It’s easy to make a plan for spending retirement savings that looks good on paper. But there are many unknowns when it comes to investing. A little bad luck in the first few years of retirement can sink your plan.
Proper stress-testing of a retirement plan is the main theme of Jim Otar’s book Unveiling the Retirement Myth (available online for a limited time here). Instead of testing a plan with average return figures for stocks, bonds, and other asset classes, Otar simulates retirement plans using actual market data since 1900. These simulations check the results when a virtual copy of you retires in each year to see what happens.
Suppose you have a $1 million nest egg and plan to withdraw $50,000 rising with inflation each year.
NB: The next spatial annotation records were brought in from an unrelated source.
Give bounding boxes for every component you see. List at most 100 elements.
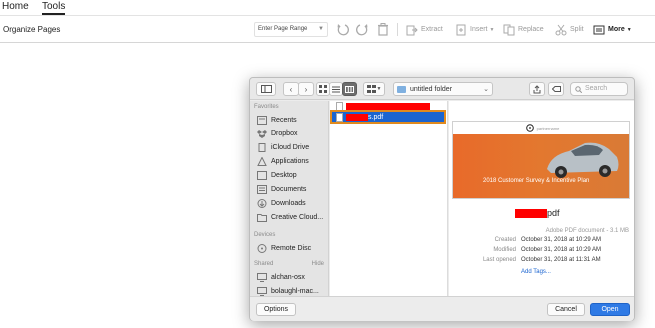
search-placeholder: Search (585, 85, 608, 92)
options-button[interactable]: Options (256, 303, 296, 316)
chevron-down-icon: ▼ (318, 26, 324, 32)
rotate-right-icon[interactable] (354, 22, 370, 37)
sidebar-item-documents[interactable]: Documents (257, 183, 306, 195)
disc-icon (257, 243, 267, 253)
computer-icon (257, 286, 267, 296)
shared-header: Shared (254, 261, 274, 267)
sidebar-item-label: Documents (271, 185, 307, 193)
file-row[interactable] (332, 101, 444, 111)
sidebar-item-alchan-osx[interactable]: alchan-osx (257, 271, 305, 283)
options-label: Options (263, 306, 289, 313)
sidebar-item-label: Applications (271, 157, 309, 165)
sidebar-item-creative-cloud[interactable]: Creative Cloud... (257, 211, 323, 223)
tag-icon (551, 86, 561, 92)
document-thumbnail: partnername 2018 Customer Survey & Incen… (452, 121, 630, 199)
thumbnail-title: 2018 Customer Survey & Incentive Plan (483, 178, 590, 184)
organize-toolbar: Organize Pages Enter Page Range ▼ Extrac… (0, 17, 655, 43)
rotate-left-icon[interactable] (335, 22, 351, 37)
last-opened-label: Last opened (482, 257, 516, 263)
cancel-button[interactable]: Cancel (547, 303, 585, 316)
computer-icon (257, 272, 267, 282)
columns-icon (345, 85, 354, 93)
nav-tools[interactable]: Tools (42, 1, 66, 15)
split-button[interactable]: Split (555, 22, 584, 37)
sidebar-item-label: Recents (271, 116, 297, 124)
redacted-filename (346, 102, 430, 110)
split-label: Split (570, 26, 584, 33)
sidebar-item-desktop[interactable]: Desktop (257, 169, 297, 181)
folder-location-popup[interactable]: untitled folder ⌄ (393, 82, 493, 96)
chevron-down-icon: ▼ (376, 86, 382, 92)
sidebar-item-applications[interactable]: Applications (257, 155, 309, 167)
more-button[interactable]: More ▼ (593, 22, 632, 37)
arrange-icon (366, 85, 376, 93)
dialog-toolbar: ‹ › ▼ untitled folder ⌄ Search (250, 78, 634, 100)
favorites-header: Favorites (254, 104, 279, 110)
documents-icon (257, 184, 267, 194)
car-image (547, 142, 619, 178)
file-row-selected[interactable]: s.pdf (330, 110, 446, 124)
nav-home[interactable]: Home (2, 1, 29, 12)
sidebar-item-label: iCloud Drive (271, 143, 310, 151)
desktop-icon (257, 170, 267, 180)
extract-button[interactable]: Extract (406, 22, 443, 37)
applications-icon (257, 156, 267, 166)
list-icon (332, 86, 340, 92)
devices-header: Devices (254, 232, 276, 238)
open-file-dialog: ‹ › ▼ untitled folder ⌄ Search Favorites… (249, 77, 635, 321)
toolbar-title: Organize Pages (3, 25, 61, 34)
back-button[interactable]: ‹ (283, 82, 299, 96)
preview-name-suffix: pdf (547, 208, 560, 218)
page-range-select[interactable]: Enter Page Range ▼ (254, 22, 328, 37)
trash-icon[interactable] (375, 22, 391, 37)
view-icons-button[interactable] (316, 82, 330, 96)
extract-icon (406, 25, 418, 35)
insert-label: Insert (470, 26, 488, 33)
arrange-button[interactable]: ▼ (363, 82, 385, 96)
sidebar-item-label: bolaughl-mac... (271, 287, 319, 295)
dialog-sidebar: Favorites Recents Dropbox iCloud Drive A… (250, 101, 329, 296)
sidebar-item-label: Desktop (271, 171, 297, 179)
top-nav: Home Tools (0, 0, 655, 16)
sidebar-toggle-button[interactable] (256, 82, 276, 96)
toolbar-divider (397, 23, 398, 36)
redacted-filename (346, 113, 368, 121)
folder-icon (257, 213, 267, 222)
forward-button[interactable]: › (298, 82, 314, 96)
file-name-suffix: s.pdf (368, 113, 384, 121)
more-label: More (608, 26, 625, 33)
sidebar-item-label: Remote Disc (271, 244, 312, 252)
search-input[interactable]: Search (570, 82, 628, 96)
share-icon (533, 84, 541, 93)
sidebar-item-downloads[interactable]: Downloads (257, 197, 306, 209)
sidebar-item-recents[interactable]: Recents (257, 114, 297, 126)
last-opened-value: October 31, 2018 at 11:31 AM (521, 257, 601, 263)
created-label: Created (494, 237, 516, 243)
scissors-icon (555, 24, 567, 35)
folder-name: untitled folder (410, 85, 453, 93)
view-columns-button[interactable] (342, 82, 357, 96)
view-list-button[interactable] (329, 82, 343, 96)
document-icon (258, 142, 266, 152)
tags-button[interactable] (548, 82, 564, 96)
sidebar-item-dropbox[interactable]: Dropbox (257, 127, 297, 139)
shared-hide-link[interactable]: Hide (312, 261, 324, 267)
preview-file-name: pdf (515, 208, 560, 218)
sidebar-item-icloud-drive[interactable]: iCloud Drive (257, 141, 309, 153)
preview-file-kind: Adobe PDF document - 3.1 MB (545, 228, 629, 234)
sidebar-item-remote-disc[interactable]: Remote Disc (257, 242, 311, 254)
replace-icon (503, 24, 515, 35)
steering-wheel-icon (525, 124, 534, 132)
open-button[interactable]: Open (590, 303, 630, 316)
sidebar-item-label: Downloads (271, 199, 306, 207)
add-tags-link[interactable]: Add Tags... (521, 269, 551, 275)
insert-button[interactable]: Insert ▼ (455, 22, 494, 37)
file-list-column: s.pdf (330, 101, 448, 296)
share-button[interactable] (529, 82, 545, 96)
insert-icon (456, 24, 466, 35)
file-preview: partnername 2018 Customer Survey & Incen… (449, 101, 634, 296)
pdf-file-icon (336, 112, 343, 122)
page-range-value: Enter Page Range (258, 26, 308, 32)
replace-button[interactable]: Replace (503, 22, 544, 37)
replace-label: Replace (518, 26, 544, 33)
If you assume your investment returns will be 5% above inflation each year then the $1 million will last forever. But this is unrealistic. Returns vary unpredictably. This retirement plan that looks so great shrivels up when Otar’s analysis shows how often you’d run out of money before age 90.
As I explained in an earlier post, I have concerns about the way that Otar reduces dividends in actual historical returns before using them, but the basic idea of checking a retirement plan against historical data is useful.
According to Otar, those who create a single projection of a retirement savings balance aren’t necessarily naive: “most of these plans are produced for only one reason: to sell dreams. Many financial planners do that, many stockbrokers do that, mutual funds do that, hedge funds do that, many pension managers do that.” I guess it’s hard to sell a financial plan to a client if it shows a 25% chance of the client eating cat food.